89. This Court considers it appropriate that the applicant therefore be directed to transfer to the respondent her legal and beneficial interest in each of the properties comprising the retail business together with her shareholding in R. Ltd. being the company of the retail business, to the respondent pursuant to s.14 of the Family Law Divorce Act 1996.

90. In coming to this conclusions in respect of the respondent, the Court has taken account of s.20(2)(a),(b),(c), (f), (g), (h), and (j) of the Act of 1996.

91. This Court shall grant a property adjustment order transferring the family home, the house known as “K” in Co. Dublin, with its contents to the applicant for her sole use and benefit. An exclusive right of residence for her life in favour of the applicant to the exclusion of the respondent is deemed necessary by this Court. The Court has been guided by the provision of s.20(2)(b), (c), (f), and (j) of the Act of 1996 in this regard.

92. Maintenance in terms of periodic maintenance pursuant to s.13(1) of the Family Law Act, 1996 in the sum of €1,200.00 per week for a period of at least six years from the date of this decision herein with an apportionment being €300.00 per week for each of the children H and N and €600.00 in respect of the applicant’s own maintenance needs. The said total sum of €1,200.00 per week is to be payable to the applicant as set out above and to be paid in the manner paid heretofore as directed by this Court in the interim order. This is not to prejudice the applicant in having liberty to apply to the Court in respect of maintenance. In coming to this conclusion, the Court has considered the requirements of s. 20(2)(b),(c),(d), (f), and (g).

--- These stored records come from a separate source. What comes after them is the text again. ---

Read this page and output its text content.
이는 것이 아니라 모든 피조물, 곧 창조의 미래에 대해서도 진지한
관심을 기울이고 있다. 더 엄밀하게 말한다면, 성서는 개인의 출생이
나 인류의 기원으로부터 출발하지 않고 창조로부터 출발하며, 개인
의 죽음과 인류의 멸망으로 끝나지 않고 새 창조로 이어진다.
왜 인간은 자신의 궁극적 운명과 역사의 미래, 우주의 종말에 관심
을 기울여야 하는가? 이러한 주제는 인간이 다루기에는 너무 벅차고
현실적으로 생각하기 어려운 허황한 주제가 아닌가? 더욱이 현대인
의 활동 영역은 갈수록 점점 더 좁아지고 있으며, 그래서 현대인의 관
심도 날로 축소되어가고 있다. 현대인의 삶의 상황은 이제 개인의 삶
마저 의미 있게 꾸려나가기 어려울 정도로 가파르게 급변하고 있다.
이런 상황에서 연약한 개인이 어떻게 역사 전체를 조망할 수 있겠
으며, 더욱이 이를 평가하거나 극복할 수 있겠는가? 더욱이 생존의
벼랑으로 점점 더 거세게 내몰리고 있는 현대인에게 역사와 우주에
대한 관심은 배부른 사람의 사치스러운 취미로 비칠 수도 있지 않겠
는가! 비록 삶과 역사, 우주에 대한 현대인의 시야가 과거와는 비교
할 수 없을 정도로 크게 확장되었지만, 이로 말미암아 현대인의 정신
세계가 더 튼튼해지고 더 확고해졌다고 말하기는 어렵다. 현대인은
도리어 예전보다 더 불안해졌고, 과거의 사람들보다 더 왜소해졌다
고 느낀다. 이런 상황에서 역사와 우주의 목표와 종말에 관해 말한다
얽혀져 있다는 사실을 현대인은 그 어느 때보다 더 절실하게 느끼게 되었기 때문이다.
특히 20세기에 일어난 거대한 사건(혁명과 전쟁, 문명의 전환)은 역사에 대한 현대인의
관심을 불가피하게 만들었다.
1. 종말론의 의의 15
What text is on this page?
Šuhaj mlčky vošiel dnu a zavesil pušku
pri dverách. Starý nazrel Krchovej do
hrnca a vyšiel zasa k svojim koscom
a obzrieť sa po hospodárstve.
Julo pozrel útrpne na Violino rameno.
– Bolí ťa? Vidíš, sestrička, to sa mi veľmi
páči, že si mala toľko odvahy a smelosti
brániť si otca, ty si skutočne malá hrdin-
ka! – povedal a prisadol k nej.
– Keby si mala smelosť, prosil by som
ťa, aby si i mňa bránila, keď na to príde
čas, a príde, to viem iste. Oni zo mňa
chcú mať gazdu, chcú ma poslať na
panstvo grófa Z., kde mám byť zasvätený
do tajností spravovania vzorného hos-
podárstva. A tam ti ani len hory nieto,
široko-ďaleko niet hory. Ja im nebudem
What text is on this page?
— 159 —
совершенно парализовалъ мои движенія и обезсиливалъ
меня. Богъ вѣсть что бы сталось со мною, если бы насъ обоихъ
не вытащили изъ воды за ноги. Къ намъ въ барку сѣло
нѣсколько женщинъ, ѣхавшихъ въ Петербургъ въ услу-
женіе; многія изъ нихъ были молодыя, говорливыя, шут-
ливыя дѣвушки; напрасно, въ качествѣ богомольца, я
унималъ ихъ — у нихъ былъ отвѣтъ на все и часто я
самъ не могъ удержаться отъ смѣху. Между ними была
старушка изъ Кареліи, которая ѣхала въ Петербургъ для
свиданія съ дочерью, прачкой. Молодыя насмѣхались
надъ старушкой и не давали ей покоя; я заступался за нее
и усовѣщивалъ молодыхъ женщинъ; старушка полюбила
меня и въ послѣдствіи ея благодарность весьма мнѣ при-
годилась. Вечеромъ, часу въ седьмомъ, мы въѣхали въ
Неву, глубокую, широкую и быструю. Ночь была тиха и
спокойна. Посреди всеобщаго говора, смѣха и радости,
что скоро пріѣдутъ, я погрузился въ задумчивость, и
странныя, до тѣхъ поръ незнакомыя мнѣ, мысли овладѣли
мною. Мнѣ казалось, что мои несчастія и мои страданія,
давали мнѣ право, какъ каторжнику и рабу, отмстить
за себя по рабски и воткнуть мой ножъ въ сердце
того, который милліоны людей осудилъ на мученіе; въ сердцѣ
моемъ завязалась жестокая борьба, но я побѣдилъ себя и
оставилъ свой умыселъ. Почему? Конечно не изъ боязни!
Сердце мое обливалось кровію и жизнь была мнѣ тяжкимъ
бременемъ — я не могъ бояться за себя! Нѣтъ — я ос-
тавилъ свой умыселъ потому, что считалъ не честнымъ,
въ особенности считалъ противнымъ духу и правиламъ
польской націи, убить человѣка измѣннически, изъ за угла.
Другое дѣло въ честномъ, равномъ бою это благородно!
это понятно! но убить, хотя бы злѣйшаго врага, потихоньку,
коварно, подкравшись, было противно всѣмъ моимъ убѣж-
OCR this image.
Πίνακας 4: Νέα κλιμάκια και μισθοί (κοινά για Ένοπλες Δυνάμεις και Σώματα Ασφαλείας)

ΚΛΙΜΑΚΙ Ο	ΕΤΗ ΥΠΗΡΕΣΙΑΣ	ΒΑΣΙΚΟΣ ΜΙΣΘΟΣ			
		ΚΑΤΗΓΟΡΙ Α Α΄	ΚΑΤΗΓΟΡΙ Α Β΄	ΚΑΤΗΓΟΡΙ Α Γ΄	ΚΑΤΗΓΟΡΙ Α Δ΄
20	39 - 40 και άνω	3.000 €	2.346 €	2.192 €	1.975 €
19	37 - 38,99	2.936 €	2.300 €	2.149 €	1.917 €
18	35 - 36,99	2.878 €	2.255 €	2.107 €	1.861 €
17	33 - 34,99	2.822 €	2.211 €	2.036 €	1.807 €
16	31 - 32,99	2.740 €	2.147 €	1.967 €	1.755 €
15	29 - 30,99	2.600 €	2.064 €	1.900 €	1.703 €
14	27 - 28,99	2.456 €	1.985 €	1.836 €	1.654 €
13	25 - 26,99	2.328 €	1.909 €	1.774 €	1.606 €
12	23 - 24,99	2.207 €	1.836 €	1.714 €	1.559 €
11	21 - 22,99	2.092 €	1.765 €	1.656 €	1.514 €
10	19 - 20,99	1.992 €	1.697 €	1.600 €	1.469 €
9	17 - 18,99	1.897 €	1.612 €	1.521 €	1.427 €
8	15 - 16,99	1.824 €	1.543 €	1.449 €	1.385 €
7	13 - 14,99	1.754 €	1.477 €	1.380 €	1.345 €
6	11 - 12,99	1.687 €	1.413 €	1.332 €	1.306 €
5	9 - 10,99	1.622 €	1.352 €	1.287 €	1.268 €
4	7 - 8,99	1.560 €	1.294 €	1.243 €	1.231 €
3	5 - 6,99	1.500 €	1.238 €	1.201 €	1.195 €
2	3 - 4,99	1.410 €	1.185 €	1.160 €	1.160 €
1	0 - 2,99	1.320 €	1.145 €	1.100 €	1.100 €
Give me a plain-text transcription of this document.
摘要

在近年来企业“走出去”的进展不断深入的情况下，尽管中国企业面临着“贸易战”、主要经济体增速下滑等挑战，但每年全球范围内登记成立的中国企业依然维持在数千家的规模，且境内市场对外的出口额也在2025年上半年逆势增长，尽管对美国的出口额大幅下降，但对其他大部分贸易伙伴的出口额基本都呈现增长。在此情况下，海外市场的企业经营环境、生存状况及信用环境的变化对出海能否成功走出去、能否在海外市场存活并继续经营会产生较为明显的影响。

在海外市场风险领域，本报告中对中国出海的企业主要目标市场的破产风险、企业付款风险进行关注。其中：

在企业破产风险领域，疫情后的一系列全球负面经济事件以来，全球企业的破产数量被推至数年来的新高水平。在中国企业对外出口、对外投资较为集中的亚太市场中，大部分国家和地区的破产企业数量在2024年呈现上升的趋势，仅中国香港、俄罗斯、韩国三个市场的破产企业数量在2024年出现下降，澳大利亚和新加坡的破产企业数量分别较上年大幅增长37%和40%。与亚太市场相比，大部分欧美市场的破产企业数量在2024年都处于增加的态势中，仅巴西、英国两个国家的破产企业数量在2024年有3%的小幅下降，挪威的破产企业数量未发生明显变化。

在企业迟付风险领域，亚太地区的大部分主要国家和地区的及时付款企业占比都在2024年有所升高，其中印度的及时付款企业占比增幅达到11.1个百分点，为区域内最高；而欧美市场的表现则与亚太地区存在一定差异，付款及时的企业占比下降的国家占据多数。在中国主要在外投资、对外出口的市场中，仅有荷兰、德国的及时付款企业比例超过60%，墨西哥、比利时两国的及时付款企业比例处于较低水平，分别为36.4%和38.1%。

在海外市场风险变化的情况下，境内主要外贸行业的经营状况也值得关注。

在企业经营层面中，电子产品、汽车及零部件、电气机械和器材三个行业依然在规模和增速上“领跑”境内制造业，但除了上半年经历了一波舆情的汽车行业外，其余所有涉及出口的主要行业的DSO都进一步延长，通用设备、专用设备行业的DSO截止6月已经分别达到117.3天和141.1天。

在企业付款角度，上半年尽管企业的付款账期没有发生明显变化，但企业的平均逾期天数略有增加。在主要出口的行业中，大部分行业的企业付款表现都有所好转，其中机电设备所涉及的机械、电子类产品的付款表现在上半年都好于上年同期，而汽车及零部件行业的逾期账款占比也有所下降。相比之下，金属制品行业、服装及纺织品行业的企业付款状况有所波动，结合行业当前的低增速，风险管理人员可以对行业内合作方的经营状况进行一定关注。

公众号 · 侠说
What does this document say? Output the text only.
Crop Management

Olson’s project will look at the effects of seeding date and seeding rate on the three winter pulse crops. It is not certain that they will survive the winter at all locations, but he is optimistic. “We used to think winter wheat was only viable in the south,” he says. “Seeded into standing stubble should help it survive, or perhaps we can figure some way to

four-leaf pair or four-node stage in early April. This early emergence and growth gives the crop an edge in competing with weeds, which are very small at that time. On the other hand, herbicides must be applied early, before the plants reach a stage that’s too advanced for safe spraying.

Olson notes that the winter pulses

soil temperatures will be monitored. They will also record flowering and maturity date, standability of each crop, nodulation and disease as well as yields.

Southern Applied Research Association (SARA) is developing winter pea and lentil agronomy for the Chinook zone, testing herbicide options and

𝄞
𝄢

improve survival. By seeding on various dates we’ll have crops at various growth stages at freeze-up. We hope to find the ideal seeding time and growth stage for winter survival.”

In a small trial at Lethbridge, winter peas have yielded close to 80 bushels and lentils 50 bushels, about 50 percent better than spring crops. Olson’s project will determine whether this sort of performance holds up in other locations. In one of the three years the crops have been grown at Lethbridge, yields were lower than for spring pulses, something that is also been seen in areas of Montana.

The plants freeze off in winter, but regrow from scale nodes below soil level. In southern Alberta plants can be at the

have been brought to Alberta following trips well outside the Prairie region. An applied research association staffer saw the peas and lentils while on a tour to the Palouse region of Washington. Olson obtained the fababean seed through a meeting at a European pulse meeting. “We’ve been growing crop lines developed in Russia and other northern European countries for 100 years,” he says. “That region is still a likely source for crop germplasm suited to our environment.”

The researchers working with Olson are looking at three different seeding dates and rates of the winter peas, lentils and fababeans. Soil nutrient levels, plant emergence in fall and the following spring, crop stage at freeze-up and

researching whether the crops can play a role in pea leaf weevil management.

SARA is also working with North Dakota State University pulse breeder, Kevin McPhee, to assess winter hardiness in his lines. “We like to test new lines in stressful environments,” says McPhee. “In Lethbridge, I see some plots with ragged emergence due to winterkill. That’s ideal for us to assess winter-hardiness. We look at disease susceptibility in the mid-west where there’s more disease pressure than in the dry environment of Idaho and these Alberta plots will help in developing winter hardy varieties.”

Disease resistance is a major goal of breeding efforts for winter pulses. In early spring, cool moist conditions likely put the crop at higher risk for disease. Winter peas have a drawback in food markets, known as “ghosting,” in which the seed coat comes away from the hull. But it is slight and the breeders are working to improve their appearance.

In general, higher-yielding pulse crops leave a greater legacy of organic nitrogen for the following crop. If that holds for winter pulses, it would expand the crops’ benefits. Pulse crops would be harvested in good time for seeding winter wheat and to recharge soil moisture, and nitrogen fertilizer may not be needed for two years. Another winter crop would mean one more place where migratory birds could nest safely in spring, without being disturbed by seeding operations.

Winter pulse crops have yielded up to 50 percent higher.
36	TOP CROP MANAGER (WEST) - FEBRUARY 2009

93. This Court considers it appropriate to direct the respondent to transfer his legal interest in the Canadian property to the applicant for her sole use and benefit entirely. The Court dispenses with the consent of the respondent should he fail to sign all necessary documents within 21 days of being asked to sign said documents. The Court takes into account the use made by the family of this property over the years for holidays and the desire of the applicant to hold onto the base they have in Canada given her origins and notes the impossibility which would arise of dealing with the property should it be left as suggested by the respondent. The Court is satisfied that the applicant’s ownership of the Canadian property will be of continued benefit to the children, and therefore it is unnecessary for the children to have joint ownership given the arrangement to have their loan repaid as set out above.

94. This Court directs that the P.T.S.B. account should be the sole property of the applicant taking into account that interim arrears in the sum of €19,200.00 are owed to her by the respondent. On foot of all transfers being effected and monies paid as directed on foot of this order this Court then directs that mutual blocking orders pursuant to s.18(10) of the Family Law Divorce Act 1996, be made, save respect of the applicant’s maintenance requirements.

95. This Court therefore shall grant a Decree of Divorce to the parties in respect of their marriage and note that concerning the ages and circumstances of the children no orders are necessary concerning their future custody arrangements.

96. The Court will hear from the parties on the most efficacious manner in which an order might be drawn up to give full effect to the rulings in this judgment, and in particular the order and nature of steps that need to be taken in relation to the trust.